Review by André Heck
CAN/Amstel Institute
University of Amsterdam, The Netherlands
Email: heck@can.nl
Animating Calculus is a collection of 22 Mathematica labs to explore calculus and visualize concepts through computation and animation. It can be used for self-study, demonstration, or as a laboratory supplement to a first year calculus course. Each lab can be used independent of the others; the prerequisites and required Mathematica techniques are summarized in the lab overview at the beginning.
The first two labs introduce the reader in a concise way to the basics of
Mathematica. Two appendices support the usage of the computer
algebra system and the procedures especially written for ``Animating
Calculus.''
The other labs are all about calculus and consist mostly of exercises.
No output of Mathematica commands is displayed in the book and no
answers to the exercises are provide. So,
the reader is supposed to work through the notebooks behind computer.
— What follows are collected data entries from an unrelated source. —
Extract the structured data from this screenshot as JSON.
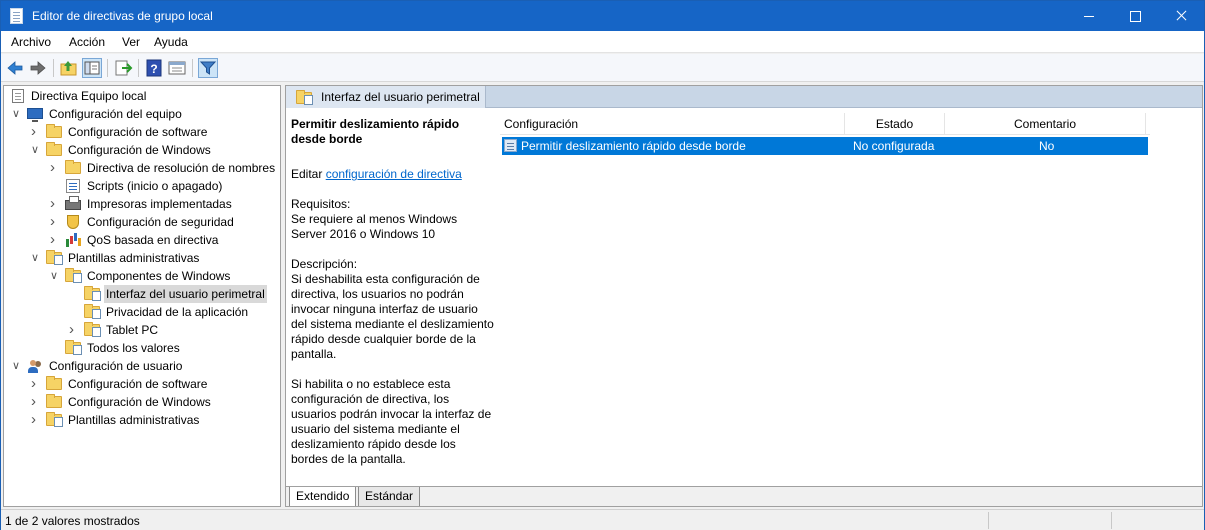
{
  "window": {
    "title": "Editor de directivas de grupo local"
  },
  "menu": [
    "Archivo",
    "Acción",
    "Ver",
    "Ayuda"
  ],
  "toolbar": {
    "buttons": [
      "back-icon",
      "forward-icon",
      "up-folder-icon",
      "show-hide-tree-icon",
      "export-list-icon",
      "help-icon",
      "properties-icon",
      "filter-icon"
    ]
  },
  "tree": [
    {
      "label": "Directiva Equipo local",
      "icon": "doc-icon",
      "expander": ""
    },
    {
      "label": "Configuración del equipo",
      "icon": "computer-icon",
      "expander": "v"
    },
    {
      "label": "Configuración de software",
      "icon": "folder-icon",
      "expander": ">"
    },
    {
      "label": "Configuración de Windows",
      "icon": "folder-icon",
      "expander": "v"
    },
    {
      "label": "Directiva de resolución de nombres",
      "icon": "folder-icon",
      "expander": ">"
    },
    {
      "label": "Scripts (inicio o apagado)",
      "icon": "scripts-icon",
      "expander": ""
    },
    {
      "label": "Impresoras implementadas",
      "icon": "printer-icon",
      "expander": ">"
    },
    {
      "label": "Configuración de seguridad",
      "icon": "security-icon",
      "expander": ">"
    },
    {
      "label": "QoS basada en directiva",
      "icon": "chart-icon",
      "expander": ">"
    },
    {
      "label": "Plantillas administrativas",
      "icon": "policy-folder-icon",
      "expander": "v"
    },
    {
      "label": "Componentes de Windows",
      "icon": "policy-folder-icon",
      "expander": "v"
    },
    {
      "label": "Interfaz del usuario perimetral",
      "icon": "policy-folder-icon",
      "expander": ""
    },
    {
      "label": "Privacidad de la aplicación",
      "icon": "policy-folder-icon",
      "expander": ""
    },
    {
      "label": "Tablet PC",
      "icon": "policy-folder-icon",
      "expander": ">"
    },
    {
      "label": "Todos los valores",
      "icon": "policy-folder-icon",
      "expander": ""
    },
    {
      "label": "Configuración de usuario",
      "icon": "users-icon",
      "expander": "v"
    },
    {
      "label": "Configuración de software",
      "icon": "folder-icon",
      "expander": ">"
    },
    {
      "label": "Configuración de Windows",
      "icon": "folder-icon",
      "expander": ">"
    },
    {
      "label": "Plantillas administrativas",
      "icon": "policy-folder-icon",
      "expander": ">"
    }
  ],
  "header": {
    "title": "Interfaz del usuario perimetral"
  },
  "description": {
    "title": "Permitir deslizamiento rápido desde borde",
    "edit_prefix": "Editar",
    "edit_link": "configuración de directiva",
    "requirements_label": "Requisitos:",
    "requirements_text": "Se requiere al menos Windows Server 2016 o Windows 10",
    "description_label": "Descripción:",
    "description_p1": "Si deshabilita esta configuración de directiva, los usuarios no podrán invocar ninguna interfaz de usuario del sistema mediante el deslizamiento rápido desde cualquier borde de la pantalla.",
    "description_p2": "Si habilita o no establece esta configuración de directiva, los usuarios podrán invocar la interfaz de usuario del sistema mediante el deslizamiento rápido desde los bordes de la pantalla."
  },
  "list": {
    "columns": [
      "Configuración",
      "Estado",
      "Comentario"
    ],
    "rows": [
      {
        "setting": "Permitir deslizamiento rápido desde borde",
        "state": "No configurada",
        "comment": "No"
      }
    ]
  },
  "tabs": [
    "Extendido",
    "Estándar"
  ],
  "status": {
    "text": "1 de 2 valores mostrados"
  }
}
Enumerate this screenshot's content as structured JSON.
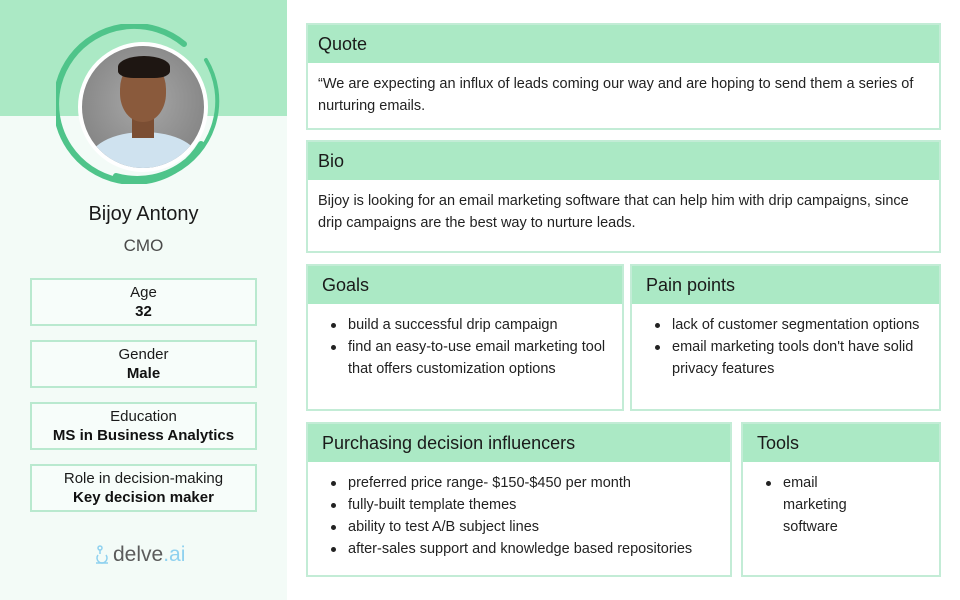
{
  "persona": {
    "name": "Bijoy Antony",
    "role": "CMO",
    "avatar_alt": "profile photo"
  },
  "attributes": [
    {
      "label": "Age",
      "value": "32"
    },
    {
      "label": "Gender",
      "value": "Male"
    },
    {
      "label": "Education",
      "value": "MS in Business Analytics"
    },
    {
      "label": "Role in decision-making",
      "value": "Key decision maker"
    }
  ],
  "logo": {
    "part1": "delve",
    "part2": ".ai",
    "icon": "microscope-icon"
  },
  "colors": {
    "accent": "#abe9c5",
    "ring": "#4fc48a",
    "logo_ai": "#8fd1ef"
  },
  "sections": {
    "quote": {
      "title": "Quote",
      "text": "“We are expecting an influx of leads coming our way and are hoping to send them a series of nurturing emails."
    },
    "bio": {
      "title": "Bio",
      "text": "Bijoy is looking for an email marketing software that can help him with drip campaigns, since drip campaigns are the best way to nurture leads."
    },
    "goals": {
      "title": "Goals",
      "items": [
        "build a successful drip campaign",
        "find an easy-to-use email marketing tool that offers customization options"
      ]
    },
    "pain_points": {
      "title": "Pain points",
      "items": [
        "lack of customer segmentation options",
        "email marketing tools don't have solid privacy features"
      ]
    },
    "influencers": {
      "title": "Purchasing decision influencers",
      "items": [
        "preferred price range- $150-$450 per month",
        "fully-built template themes",
        "ability to test A/B subject lines",
        "after-sales support and knowledge based repositories"
      ]
    },
    "tools": {
      "title": "Tools",
      "items": [
        "email marketing software"
      ]
    }
  }
}
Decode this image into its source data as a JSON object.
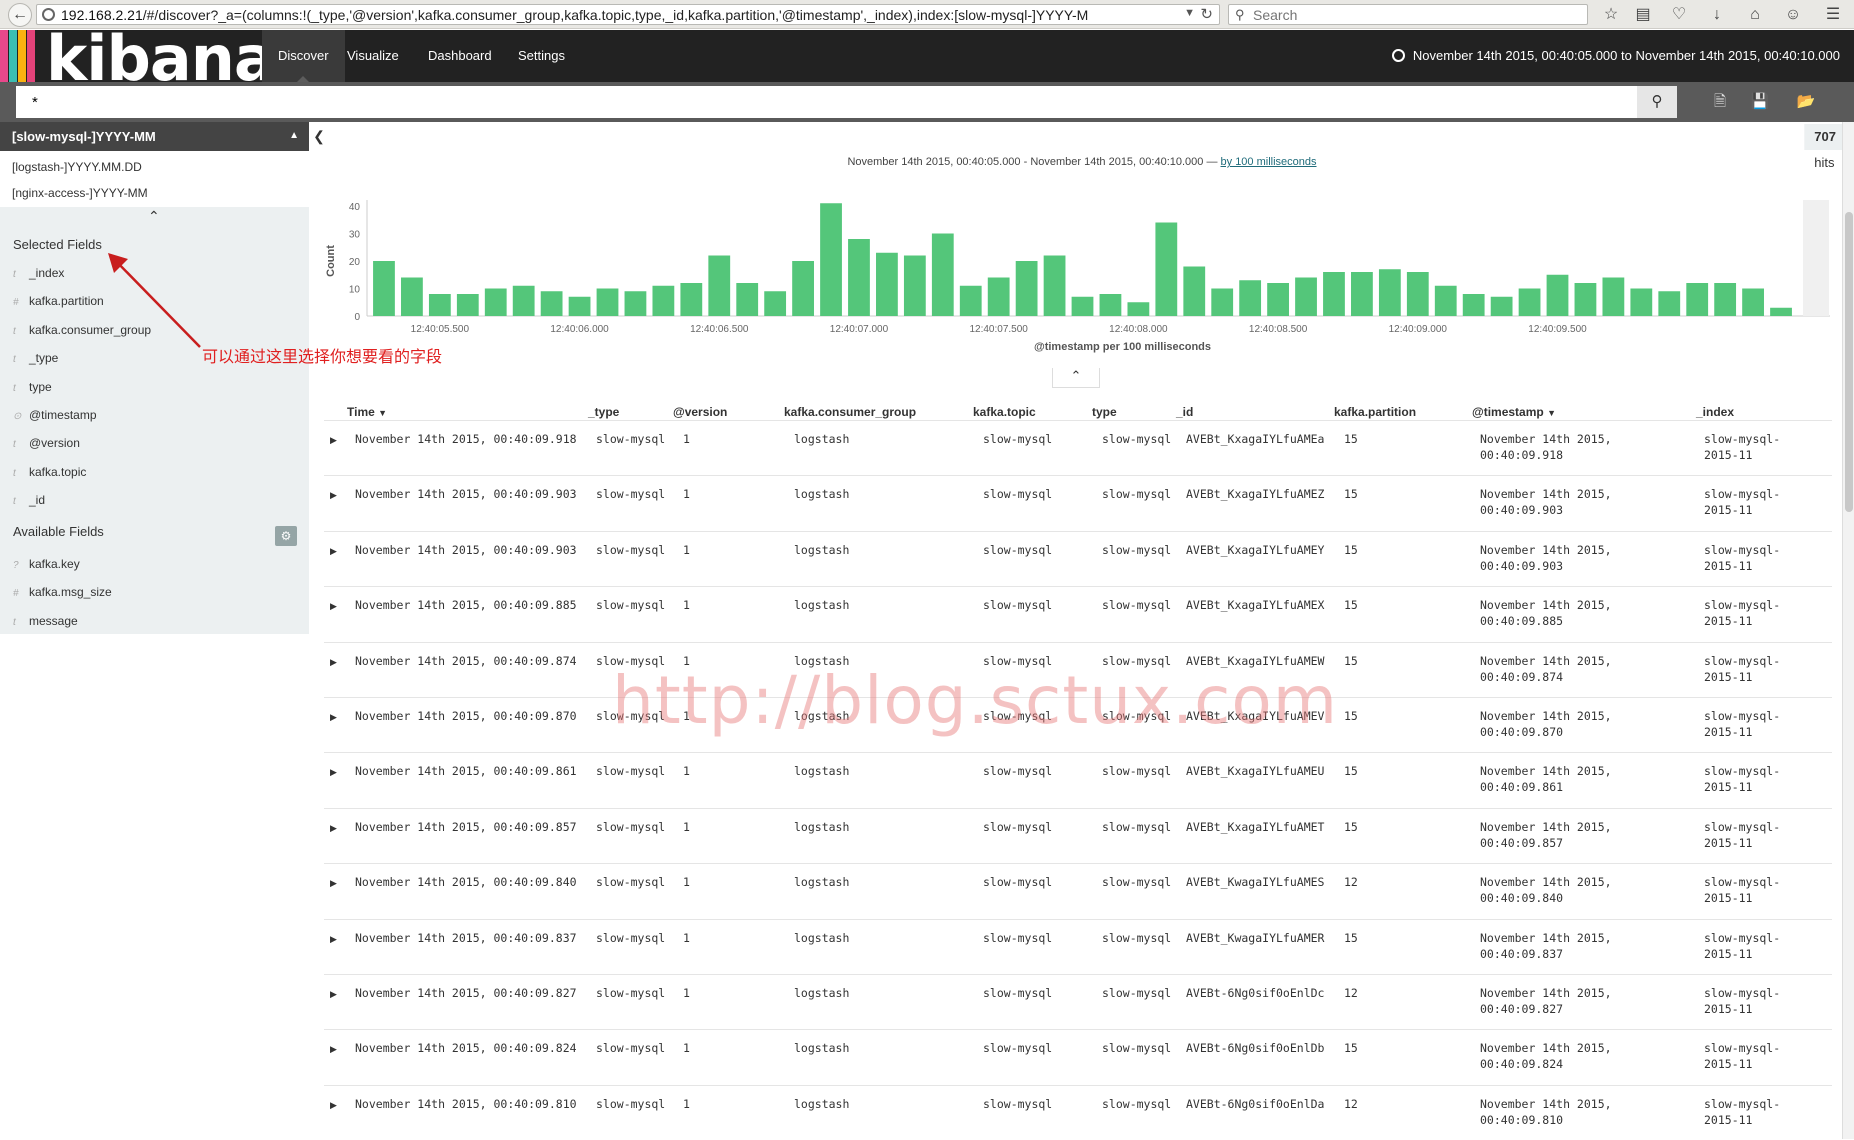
{
  "browser": {
    "url_host": "192.168.2.21",
    "url_rest": "/#/discover?_a=(columns:!(_type,'@version',kafka.consumer_group,kafka.topic,type,_id,kafka.partition,'@timestamp',_index),index:[slow-mysql-]YYYY-M",
    "search_placeholder": "Search"
  },
  "navbar": {
    "logo": "kibana",
    "tabs": [
      "Discover",
      "Visualize",
      "Dashboard",
      "Settings"
    ],
    "time_range": "November 14th 2015, 00:40:05.000 to November 14th 2015, 00:40:10.000"
  },
  "query": {
    "value": "*"
  },
  "sidebar": {
    "selected_index": "[slow-mysql-]YYYY-MM",
    "index_options": [
      "[logstash-]YYYY.MM.DD",
      "[nginx-access-]YYYY-MM"
    ],
    "selected_fields_title": "Selected Fields",
    "selected_fields": [
      {
        "type": "t",
        "name": "_index"
      },
      {
        "type": "#",
        "name": "kafka.partition"
      },
      {
        "type": "t",
        "name": "kafka.consumer_group"
      },
      {
        "type": "t",
        "name": "_type"
      },
      {
        "type": "t",
        "name": "type"
      },
      {
        "type": "⊙",
        "name": "@timestamp"
      },
      {
        "type": "t",
        "name": "@version"
      },
      {
        "type": "t",
        "name": "kafka.topic"
      },
      {
        "type": "t",
        "name": "_id"
      }
    ],
    "available_fields_title": "Available Fields",
    "available_fields": [
      {
        "type": "?",
        "name": "kafka.key"
      },
      {
        "type": "#",
        "name": "kafka.msg_size"
      },
      {
        "type": "t",
        "name": "message"
      }
    ]
  },
  "annotation": "可以通过这里选择你想要看的字段",
  "hits": {
    "count": "707",
    "label": "hits"
  },
  "time_caption": {
    "text": "November 14th 2015, 00:40:05.000 - November 14th 2015, 00:40:10.000 —",
    "link": "by 100 milliseconds"
  },
  "chart_data": {
    "type": "bar",
    "ylabel": "Count",
    "xlabel": "@timestamp per 100 milliseconds",
    "ylim": [
      0,
      40
    ],
    "yticks": [
      0,
      10,
      20,
      30,
      40
    ],
    "x_tick_labels": [
      "12:40:05.500",
      "12:40:06.000",
      "12:40:06.500",
      "12:40:07.000",
      "12:40:07.500",
      "12:40:08.000",
      "12:40:08.500",
      "12:40:09.000",
      "12:40:09.500"
    ],
    "values": [
      20,
      14,
      8,
      8,
      10,
      11,
      9,
      7,
      10,
      9,
      11,
      12,
      22,
      12,
      9,
      20,
      41,
      28,
      23,
      22,
      30,
      11,
      14,
      20,
      22,
      7,
      8,
      5,
      34,
      18,
      10,
      13,
      12,
      14,
      16,
      16,
      17,
      16,
      11,
      8,
      7,
      10,
      15,
      12,
      14,
      10,
      9,
      12,
      12,
      10,
      3
    ],
    "bar_color": "#54c67a"
  },
  "table": {
    "columns": [
      "Time",
      "_type",
      "@version",
      "kafka.consumer_group",
      "kafka.topic",
      "type",
      "_id",
      "kafka.partition",
      "@timestamp",
      "_index"
    ],
    "rows": [
      {
        "time": "November 14th 2015, 00:40:09.918",
        "_type": "slow-mysql",
        "version": "1",
        "group": "logstash",
        "topic": "slow-mysql",
        "type": "slow-mysql",
        "id": "AVEBt_KxagaIYLfuAMEa",
        "partition": "15",
        "ts1": "November 14th 2015,",
        "ts2": "00:40:09.918",
        "idx1": "slow-mysql-",
        "idx2": "2015-11"
      },
      {
        "time": "November 14th 2015, 00:40:09.903",
        "_type": "slow-mysql",
        "version": "1",
        "group": "logstash",
        "topic": "slow-mysql",
        "type": "slow-mysql",
        "id": "AVEBt_KxagaIYLfuAMEZ",
        "partition": "15",
        "ts1": "November 14th 2015,",
        "ts2": "00:40:09.903",
        "idx1": "slow-mysql-",
        "idx2": "2015-11"
      },
      {
        "time": "November 14th 2015, 00:40:09.903",
        "_type": "slow-mysql",
        "version": "1",
        "group": "logstash",
        "topic": "slow-mysql",
        "type": "slow-mysql",
        "id": "AVEBt_KxagaIYLfuAMEY",
        "partition": "15",
        "ts1": "November 14th 2015,",
        "ts2": "00:40:09.903",
        "idx1": "slow-mysql-",
        "idx2": "2015-11"
      },
      {
        "time": "November 14th 2015, 00:40:09.885",
        "_type": "slow-mysql",
        "version": "1",
        "group": "logstash",
        "topic": "slow-mysql",
        "type": "slow-mysql",
        "id": "AVEBt_KxagaIYLfuAMEX",
        "partition": "15",
        "ts1": "November 14th 2015,",
        "ts2": "00:40:09.885",
        "idx1": "slow-mysql-",
        "idx2": "2015-11"
      },
      {
        "time": "November 14th 2015, 00:40:09.874",
        "_type": "slow-mysql",
        "version": "1",
        "group": "logstash",
        "topic": "slow-mysql",
        "type": "slow-mysql",
        "id": "AVEBt_KxagaIYLfuAMEW",
        "partition": "15",
        "ts1": "November 14th 2015,",
        "ts2": "00:40:09.874",
        "idx1": "slow-mysql-",
        "idx2": "2015-11"
      },
      {
        "time": "November 14th 2015, 00:40:09.870",
        "_type": "slow-mysql",
        "version": "1",
        "group": "logstash",
        "topic": "slow-mysql",
        "type": "slow-mysql",
        "id": "AVEBt_KxagaIYLfuAMEV",
        "partition": "15",
        "ts1": "November 14th 2015,",
        "ts2": "00:40:09.870",
        "idx1": "slow-mysql-",
        "idx2": "2015-11"
      },
      {
        "time": "November 14th 2015, 00:40:09.861",
        "_type": "slow-mysql",
        "version": "1",
        "group": "logstash",
        "topic": "slow-mysql",
        "type": "slow-mysql",
        "id": "AVEBt_KxagaIYLfuAMEU",
        "partition": "15",
        "ts1": "November 14th 2015,",
        "ts2": "00:40:09.861",
        "idx1": "slow-mysql-",
        "idx2": "2015-11"
      },
      {
        "time": "November 14th 2015, 00:40:09.857",
        "_type": "slow-mysql",
        "version": "1",
        "group": "logstash",
        "topic": "slow-mysql",
        "type": "slow-mysql",
        "id": "AVEBt_KxagaIYLfuAMET",
        "partition": "15",
        "ts1": "November 14th 2015,",
        "ts2": "00:40:09.857",
        "idx1": "slow-mysql-",
        "idx2": "2015-11"
      },
      {
        "time": "November 14th 2015, 00:40:09.840",
        "_type": "slow-mysql",
        "version": "1",
        "group": "logstash",
        "topic": "slow-mysql",
        "type": "slow-mysql",
        "id": "AVEBt_KwagaIYLfuAMES",
        "partition": "12",
        "ts1": "November 14th 2015,",
        "ts2": "00:40:09.840",
        "idx1": "slow-mysql-",
        "idx2": "2015-11"
      },
      {
        "time": "November 14th 2015, 00:40:09.837",
        "_type": "slow-mysql",
        "version": "1",
        "group": "logstash",
        "topic": "slow-mysql",
        "type": "slow-mysql",
        "id": "AVEBt_KwagaIYLfuAMER",
        "partition": "15",
        "ts1": "November 14th 2015,",
        "ts2": "00:40:09.837",
        "idx1": "slow-mysql-",
        "idx2": "2015-11"
      },
      {
        "time": "November 14th 2015, 00:40:09.827",
        "_type": "slow-mysql",
        "version": "1",
        "group": "logstash",
        "topic": "slow-mysql",
        "type": "slow-mysql",
        "id": "AVEBt-6Ng0sif0oEnlDc",
        "partition": "12",
        "ts1": "November 14th 2015,",
        "ts2": "00:40:09.827",
        "idx1": "slow-mysql-",
        "idx2": "2015-11"
      },
      {
        "time": "November 14th 2015, 00:40:09.824",
        "_type": "slow-mysql",
        "version": "1",
        "group": "logstash",
        "topic": "slow-mysql",
        "type": "slow-mysql",
        "id": "AVEBt-6Ng0sif0oEnlDb",
        "partition": "15",
        "ts1": "November 14th 2015,",
        "ts2": "00:40:09.824",
        "idx1": "slow-mysql-",
        "idx2": "2015-11"
      },
      {
        "time": "November 14th 2015, 00:40:09.810",
        "_type": "slow-mysql",
        "version": "1",
        "group": "logstash",
        "topic": "slow-mysql",
        "type": "slow-mysql",
        "id": "AVEBt-6Ng0sif0oEnlDa",
        "partition": "12",
        "ts1": "November 14th 2015,",
        "ts2": "00:40:09.810",
        "idx1": "slow-mysql-",
        "idx2": "2015-11"
      }
    ]
  },
  "watermark": "http://blog.sctux.com",
  "colors": {
    "navbar": "#222222",
    "querybar": "#5a5a5a",
    "sidebar_header": "#444444",
    "sidebar_bg": "#ecf0f1",
    "bar": "#54c67a",
    "annotation": "#e02020"
  }
}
As the title of the book suggests, visualization of concepts plays
a major role in these labs. Samples from notebooks can be found on
http//www.teloscom.pub/catalog/MATHEMATICS/AnimCalc.html
They give a good idea of the broad range of calculus topics treated.
derivatives and rate of change, extrema, limits, symbolic and numerical
integration, differential equations and Euler's method, and
series approximations are more or less standard. But, population dynamics
and iteration, harmonic series, modeling of landing an airplane,
the Buffon needle problem, and tracing rolling wheels are unusual topics.
The exercises and examples in the labs are well-chosen: they are attractive,
relevant for most calculus course, at the right student-level, and they
stimulate the use of computer algebra technology while studying mathematics.